Venmo – following an unflattering Slate article about security holes that could potentially leave their customers at risk of having their accounts hijacked – will start today with a sweeping run of security upgrades to their popular money transfer and payments app. The article described the shortcomings of Venmo’s security practices through the tale of one unlucky hacked user.
Venmo general manager Michael Vaughan wrote in a blog post, “We’re working to be more responsive to your support inquiries. We’ve made significant progress and will continue to improve in this area.”
Vaughan also wrote that going forward, when a user’s email address is changed — often the first step taken by hackers after gaining access to an account — the user will receive a notification to both the old email and the new one. Similar notifications will be in place for password and phone number changes.
Slate also noted Venmo’s lack of two-factor authentication. Such systems – widely used in financial services – require users to enter a passcode sent by text message to their phone before logging in from a new or untrusted device or making significant account changes.

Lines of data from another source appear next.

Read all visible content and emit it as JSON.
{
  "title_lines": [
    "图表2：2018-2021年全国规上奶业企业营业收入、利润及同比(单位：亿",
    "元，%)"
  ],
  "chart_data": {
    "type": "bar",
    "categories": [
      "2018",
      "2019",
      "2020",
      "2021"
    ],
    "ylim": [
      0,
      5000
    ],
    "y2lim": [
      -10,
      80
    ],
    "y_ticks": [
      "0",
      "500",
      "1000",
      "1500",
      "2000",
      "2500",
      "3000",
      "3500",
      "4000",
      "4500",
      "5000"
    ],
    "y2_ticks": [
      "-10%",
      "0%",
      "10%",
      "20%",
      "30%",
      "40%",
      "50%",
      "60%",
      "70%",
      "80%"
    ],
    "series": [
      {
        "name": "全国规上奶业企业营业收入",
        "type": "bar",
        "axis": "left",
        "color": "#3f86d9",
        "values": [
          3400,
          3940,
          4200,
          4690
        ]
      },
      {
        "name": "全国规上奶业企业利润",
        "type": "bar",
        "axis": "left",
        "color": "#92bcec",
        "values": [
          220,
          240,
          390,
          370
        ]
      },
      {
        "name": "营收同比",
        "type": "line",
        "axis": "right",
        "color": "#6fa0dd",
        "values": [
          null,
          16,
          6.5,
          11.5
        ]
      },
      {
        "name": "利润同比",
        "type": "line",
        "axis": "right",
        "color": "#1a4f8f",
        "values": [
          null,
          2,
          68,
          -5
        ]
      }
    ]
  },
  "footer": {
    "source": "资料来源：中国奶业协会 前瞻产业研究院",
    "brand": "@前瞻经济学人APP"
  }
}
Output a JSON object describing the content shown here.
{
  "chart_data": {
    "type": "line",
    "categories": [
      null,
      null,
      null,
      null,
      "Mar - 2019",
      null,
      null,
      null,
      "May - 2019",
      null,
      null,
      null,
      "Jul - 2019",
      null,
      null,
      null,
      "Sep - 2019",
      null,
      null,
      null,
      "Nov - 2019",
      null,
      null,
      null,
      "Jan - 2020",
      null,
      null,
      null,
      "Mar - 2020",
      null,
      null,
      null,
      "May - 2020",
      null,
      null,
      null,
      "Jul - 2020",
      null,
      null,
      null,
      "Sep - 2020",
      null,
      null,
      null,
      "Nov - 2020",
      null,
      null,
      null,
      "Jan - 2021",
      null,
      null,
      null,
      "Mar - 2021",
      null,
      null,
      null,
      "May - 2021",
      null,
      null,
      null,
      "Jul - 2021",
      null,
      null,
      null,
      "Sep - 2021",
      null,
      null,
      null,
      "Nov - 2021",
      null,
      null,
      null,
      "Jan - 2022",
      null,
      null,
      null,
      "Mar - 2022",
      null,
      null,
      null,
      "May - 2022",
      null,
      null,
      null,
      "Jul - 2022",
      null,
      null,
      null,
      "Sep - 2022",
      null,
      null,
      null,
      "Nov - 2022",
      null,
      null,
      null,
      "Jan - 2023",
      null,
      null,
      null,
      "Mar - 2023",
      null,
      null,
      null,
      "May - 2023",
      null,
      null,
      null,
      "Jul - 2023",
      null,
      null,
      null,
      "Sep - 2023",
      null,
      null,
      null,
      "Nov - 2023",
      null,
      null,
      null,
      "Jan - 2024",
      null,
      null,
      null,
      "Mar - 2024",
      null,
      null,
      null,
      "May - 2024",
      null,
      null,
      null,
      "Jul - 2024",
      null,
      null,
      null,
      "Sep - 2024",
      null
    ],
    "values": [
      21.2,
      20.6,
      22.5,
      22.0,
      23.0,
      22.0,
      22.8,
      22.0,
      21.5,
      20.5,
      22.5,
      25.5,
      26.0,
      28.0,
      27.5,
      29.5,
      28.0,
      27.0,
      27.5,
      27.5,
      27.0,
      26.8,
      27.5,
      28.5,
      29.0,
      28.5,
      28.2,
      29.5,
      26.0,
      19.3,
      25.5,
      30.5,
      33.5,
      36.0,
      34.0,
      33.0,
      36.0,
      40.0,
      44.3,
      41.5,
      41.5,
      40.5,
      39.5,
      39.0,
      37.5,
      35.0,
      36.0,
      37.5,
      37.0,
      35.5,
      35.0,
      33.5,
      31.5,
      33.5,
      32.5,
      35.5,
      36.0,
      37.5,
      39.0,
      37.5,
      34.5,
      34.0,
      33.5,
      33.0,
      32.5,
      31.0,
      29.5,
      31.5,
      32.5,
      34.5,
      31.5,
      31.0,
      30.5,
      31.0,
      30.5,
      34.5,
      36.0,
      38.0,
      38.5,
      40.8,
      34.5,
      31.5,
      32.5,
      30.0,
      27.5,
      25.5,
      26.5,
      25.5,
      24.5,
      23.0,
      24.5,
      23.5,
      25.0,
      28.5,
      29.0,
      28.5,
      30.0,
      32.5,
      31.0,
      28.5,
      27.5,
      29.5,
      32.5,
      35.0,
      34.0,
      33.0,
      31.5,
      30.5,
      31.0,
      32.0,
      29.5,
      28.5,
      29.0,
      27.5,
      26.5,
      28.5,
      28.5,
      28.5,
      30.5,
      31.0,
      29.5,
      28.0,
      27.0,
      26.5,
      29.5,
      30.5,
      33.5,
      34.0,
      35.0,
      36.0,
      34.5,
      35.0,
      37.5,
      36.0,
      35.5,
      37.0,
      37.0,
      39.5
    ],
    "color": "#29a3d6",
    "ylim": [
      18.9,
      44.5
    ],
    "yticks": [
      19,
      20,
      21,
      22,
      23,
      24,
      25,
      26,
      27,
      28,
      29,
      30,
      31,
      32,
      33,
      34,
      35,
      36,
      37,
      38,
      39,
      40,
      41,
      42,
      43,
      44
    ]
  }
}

“We’ll also be rolling out multifactor authentication (MFA) in the coming weeks, among other product features, to further enhance user security and experience,” Vaughan wrote in the post today.
Venmo is owned in part by eBay and may soon face more time in the sun as eBay’s payments company, PayPal, will be spinning off in an IPO later this year.
John Donahoe, the chief executive officer of eBay, recently said on an earnings call with analysts that Venmo was “on fire,” which would be a good thing except for the fact that the said “fire” seems to have attracted cyber-looters.